Stretching Pennies

I got curious about how much you can save by gardening, and this Wall Street Journal article was very interesting:

The nonprofit National Gardening Association just produced a study – sponsored by ScottsMiracle-Gro Co. – that found the average family with a vegetable garden spends just $70 a year on it and grows an estimated $600 worth of vegetables.


George Ball, chairman and CEO of seed giant Burpee, can rattle off the savings for dozens of homegrown crops. Green beans will generate $75 worth of crops for each $1 you spend on seeds, Mr. Ball calculates. Even the lowly potato will generate $5 of spuds for each $1 you invest in seeds.

The article goes on to discuss the added cost of tools and equipment, but as second year gardeners, we’ve saved all our fencing and tools, so all we need now is seed, and the cost of some stepping stones and a little extra fencing since we’re expanding the garden. And since we’re getting mostly heirloom seeds, we plan on saving them. So the year after that, if we don’t plan on adding new plants, our garden will be free.
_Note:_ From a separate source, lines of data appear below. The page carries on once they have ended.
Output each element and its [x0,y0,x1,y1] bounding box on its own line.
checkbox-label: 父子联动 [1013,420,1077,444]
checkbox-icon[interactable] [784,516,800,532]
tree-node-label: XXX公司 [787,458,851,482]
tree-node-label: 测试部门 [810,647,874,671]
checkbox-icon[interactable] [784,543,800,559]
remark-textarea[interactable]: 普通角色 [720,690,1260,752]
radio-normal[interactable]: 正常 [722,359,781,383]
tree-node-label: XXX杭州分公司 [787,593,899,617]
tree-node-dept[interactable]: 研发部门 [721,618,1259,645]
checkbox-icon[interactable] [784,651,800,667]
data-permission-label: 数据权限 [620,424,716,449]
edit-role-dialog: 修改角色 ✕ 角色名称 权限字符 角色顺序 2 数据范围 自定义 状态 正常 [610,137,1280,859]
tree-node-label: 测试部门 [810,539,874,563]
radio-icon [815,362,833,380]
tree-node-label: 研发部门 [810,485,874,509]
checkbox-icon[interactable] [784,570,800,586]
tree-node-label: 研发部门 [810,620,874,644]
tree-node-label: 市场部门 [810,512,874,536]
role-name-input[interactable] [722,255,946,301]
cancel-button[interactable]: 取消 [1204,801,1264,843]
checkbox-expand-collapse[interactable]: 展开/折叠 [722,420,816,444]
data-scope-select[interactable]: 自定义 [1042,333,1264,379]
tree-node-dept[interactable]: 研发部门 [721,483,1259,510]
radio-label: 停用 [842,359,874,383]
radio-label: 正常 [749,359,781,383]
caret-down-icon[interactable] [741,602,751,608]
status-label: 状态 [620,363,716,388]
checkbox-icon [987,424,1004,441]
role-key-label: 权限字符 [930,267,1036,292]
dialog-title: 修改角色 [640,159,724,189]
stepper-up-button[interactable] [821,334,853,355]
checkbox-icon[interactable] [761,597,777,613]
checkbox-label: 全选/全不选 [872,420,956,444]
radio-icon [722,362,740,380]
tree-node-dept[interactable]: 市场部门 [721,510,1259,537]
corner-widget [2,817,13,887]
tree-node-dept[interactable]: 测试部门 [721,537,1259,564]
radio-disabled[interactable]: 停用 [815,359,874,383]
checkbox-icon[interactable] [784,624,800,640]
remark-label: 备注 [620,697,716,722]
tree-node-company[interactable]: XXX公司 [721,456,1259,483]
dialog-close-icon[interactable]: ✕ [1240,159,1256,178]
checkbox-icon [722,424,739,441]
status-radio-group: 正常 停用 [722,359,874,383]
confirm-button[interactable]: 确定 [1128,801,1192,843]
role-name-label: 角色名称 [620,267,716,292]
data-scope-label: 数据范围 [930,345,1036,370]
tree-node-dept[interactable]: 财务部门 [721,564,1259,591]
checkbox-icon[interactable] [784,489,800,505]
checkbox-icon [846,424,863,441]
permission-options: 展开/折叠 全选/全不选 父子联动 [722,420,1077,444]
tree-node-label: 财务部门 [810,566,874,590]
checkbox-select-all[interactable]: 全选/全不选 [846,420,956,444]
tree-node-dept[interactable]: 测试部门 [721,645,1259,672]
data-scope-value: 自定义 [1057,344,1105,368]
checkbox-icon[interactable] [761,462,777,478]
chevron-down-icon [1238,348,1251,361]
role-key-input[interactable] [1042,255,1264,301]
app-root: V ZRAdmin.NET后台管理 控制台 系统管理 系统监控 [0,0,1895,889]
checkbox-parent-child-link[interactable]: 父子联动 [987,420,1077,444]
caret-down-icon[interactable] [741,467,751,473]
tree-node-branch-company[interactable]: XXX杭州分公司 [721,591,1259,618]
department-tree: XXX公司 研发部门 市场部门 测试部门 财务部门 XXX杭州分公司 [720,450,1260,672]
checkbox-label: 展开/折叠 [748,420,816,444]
People should really start taking advantage of their yards, I know it paid off big time for us, and it wasn’t as much work as the article describes. An hour of weeding a week maybe if you mulch properly, not back breaking labor by any means.

It’s also a fun way to get your kids involved in eating more healthy food. It’s been shown that getting kids involved in the growing and preparation of food they’re more likely to eat it. I’ve volunteered before getting kids to grow food before and seeing how excited they get over something like a tomato plant is really awesome.